This will produce a list of most - but not all - available software.

You can refine your search to list specific software. E.g., to list all of the GCC compilers avaialable, :

	module available gcc

Recent list of modules SoftwareModulesAvailable

The "module available" command can be used on the kong and stheno head nodes, and on all public-access AFS Linux clients. The shortest form of this command is "module av".

What is the "module" Command ?

This command is used to set the environment variables for the software you want to use. see Environt modules, and "man module".

How do I use the "module load <software>" command ?

Generally, this command is placed in your submit script, as in :

module load matlab

How do I request software that is not currently available ?

This is done by sending mail to arsc_help@njit.edu. The software must meet these criteria :

  • requested by faculty or staff
  • free
  • compatible with the current Linux version on the HPC clusters
  • used for research and/or courses

In general, such software will be installed in AFS, and will be accessible to all AFS Linux clients.

If the software is not free, a funding source will need to be identified.

Running Jupyter Notebook

  • copy /opt/site/examples/jupyter_notebook/jupyter_submit.sbatch.sh to your directory
  • Modify jupyter_submit.sbatch.sh as needed - instructions are provided in jupyter_submit.sbatch.sh
  • Submit jupyter_submit.sbatch.sh

Submit script behaves strangely

The statements in my submit script look correct, but it appears that the script is not being read correctly. Why is that ?

This behavior can happen if your submit script contains control characters that confuse the SGE job scheduler. The most common cause of the problem is the presence of Windows DOS line feed characters in the submit script. One way to remove these characters is via the Linux dos2unix command. See "man dos2unix".

Submitting jobs

How are jobs submitted to the HPC cluster compute nodes ?

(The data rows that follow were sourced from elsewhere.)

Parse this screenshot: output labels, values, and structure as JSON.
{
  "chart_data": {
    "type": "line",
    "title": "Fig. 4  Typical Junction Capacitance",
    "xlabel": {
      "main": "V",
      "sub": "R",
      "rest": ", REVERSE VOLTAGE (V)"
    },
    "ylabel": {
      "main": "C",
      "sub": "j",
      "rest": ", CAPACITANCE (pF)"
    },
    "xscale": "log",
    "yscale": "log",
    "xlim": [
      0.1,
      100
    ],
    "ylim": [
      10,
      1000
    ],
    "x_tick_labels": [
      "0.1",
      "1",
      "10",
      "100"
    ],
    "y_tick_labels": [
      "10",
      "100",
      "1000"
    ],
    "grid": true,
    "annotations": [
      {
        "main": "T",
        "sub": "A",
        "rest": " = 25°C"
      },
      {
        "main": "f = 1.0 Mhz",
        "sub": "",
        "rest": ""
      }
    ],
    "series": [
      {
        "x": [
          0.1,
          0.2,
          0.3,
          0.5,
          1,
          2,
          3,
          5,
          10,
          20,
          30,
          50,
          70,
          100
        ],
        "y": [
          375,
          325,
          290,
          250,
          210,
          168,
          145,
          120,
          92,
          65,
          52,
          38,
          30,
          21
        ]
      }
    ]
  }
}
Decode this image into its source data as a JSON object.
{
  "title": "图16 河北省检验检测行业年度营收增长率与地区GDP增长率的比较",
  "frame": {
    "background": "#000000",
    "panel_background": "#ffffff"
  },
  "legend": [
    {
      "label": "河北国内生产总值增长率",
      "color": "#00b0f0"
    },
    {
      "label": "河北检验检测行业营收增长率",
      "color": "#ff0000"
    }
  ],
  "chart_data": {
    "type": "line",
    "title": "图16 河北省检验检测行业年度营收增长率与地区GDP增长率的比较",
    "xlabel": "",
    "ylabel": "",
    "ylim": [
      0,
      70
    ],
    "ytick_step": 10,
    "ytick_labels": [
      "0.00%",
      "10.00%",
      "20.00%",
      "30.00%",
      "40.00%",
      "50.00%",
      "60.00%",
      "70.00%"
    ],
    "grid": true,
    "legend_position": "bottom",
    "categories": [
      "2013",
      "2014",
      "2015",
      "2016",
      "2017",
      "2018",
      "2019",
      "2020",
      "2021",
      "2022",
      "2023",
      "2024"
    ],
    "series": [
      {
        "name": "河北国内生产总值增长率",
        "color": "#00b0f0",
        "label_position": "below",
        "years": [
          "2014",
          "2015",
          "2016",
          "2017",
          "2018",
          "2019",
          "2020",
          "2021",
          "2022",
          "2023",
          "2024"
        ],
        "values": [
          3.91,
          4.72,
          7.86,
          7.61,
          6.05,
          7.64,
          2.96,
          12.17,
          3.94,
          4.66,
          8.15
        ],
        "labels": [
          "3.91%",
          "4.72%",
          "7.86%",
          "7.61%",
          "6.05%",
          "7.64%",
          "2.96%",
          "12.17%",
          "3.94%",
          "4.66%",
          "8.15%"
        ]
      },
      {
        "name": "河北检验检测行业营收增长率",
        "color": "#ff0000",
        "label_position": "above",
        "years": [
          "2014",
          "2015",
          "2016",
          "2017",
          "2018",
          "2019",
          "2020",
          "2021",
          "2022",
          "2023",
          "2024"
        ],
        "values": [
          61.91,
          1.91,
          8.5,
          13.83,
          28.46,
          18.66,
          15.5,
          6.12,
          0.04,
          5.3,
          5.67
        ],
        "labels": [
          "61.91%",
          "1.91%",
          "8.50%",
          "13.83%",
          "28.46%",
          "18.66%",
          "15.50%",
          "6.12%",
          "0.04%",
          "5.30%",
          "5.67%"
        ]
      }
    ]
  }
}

Jobs must be submitted using a "submit script". See SonOfGridEngine.

What are the valid queue names ?

Valid queue names are : "short", "medium", and "long", and others. See KongQueuesTable and SthenoQueuesTable.

Can I run jobs on a head node ?

Jobs run on an HPC cluster head node that use non-negligible resources will be automatically terminated, with email to that effect sent to the owner of the job.

How can I run an interactive job on an HPC cluster compute node ?

Use "qlogin" on a head node. See KongQueues.

Testing if binaries will run

I have binaries, but no source code. How can I tell if the binaries should run on an HPC cluster ?

You can use the library.check (/usr/ucs/bin/library.check) utility, to check for missing libraries an/or GLIBC_* versions. For usage : "library.check -h".

Using GPUs

What graphical processing units (GPUs) are available in the HPC clusters ?

See Cluster specs

How do I use those GPUs ?

See RunningCUDASamplesOnKong, MatlabGPUOnStheno

Using GPUs in parallel on Kong

What is the maximum number of GPUs that can be used in parallel on Kong ?

As of April 2016, there are 2 GPU nodes, each with 2 GPUs, so the maximum number of GPUs that can be used in parallel is 4.

Using local scratch for large writes and reads

How do I use the large scratch space local to each compute node to significantlty improve throughput ?

In your submit script, put something like the following :

 ######################################
 # copy files needed to scratch
 
 mkdir -p /scratch/ucid/work
 cp <all needed files> /scratch/ucid/work
 cd /scratch/ucid/work
 #######################################
 # Run your program 
 
 /full/path/to/cmd and arguments
 ########################################
 # Copy results to local home directory

 cp <all results and needed files home> ~/results_directory
 #########################################
 # Delete scratch directory
 
 rm -rf /scratch/ucid

Using multithreading

My code uses multithreading. How do I tell the submit script to do multithreading ?

To use multithreading you need to use the threaded parallel environment. In the submit script :

#$ -pe threaded NUMBER_OF_CORES

NUMBER_OF_CORES should not exceed 8 for the short, medium or long queues.

For the smp queue, up to 32 cores can be used. In the submit script :

#$ -pe threaded 32
#$ -q smp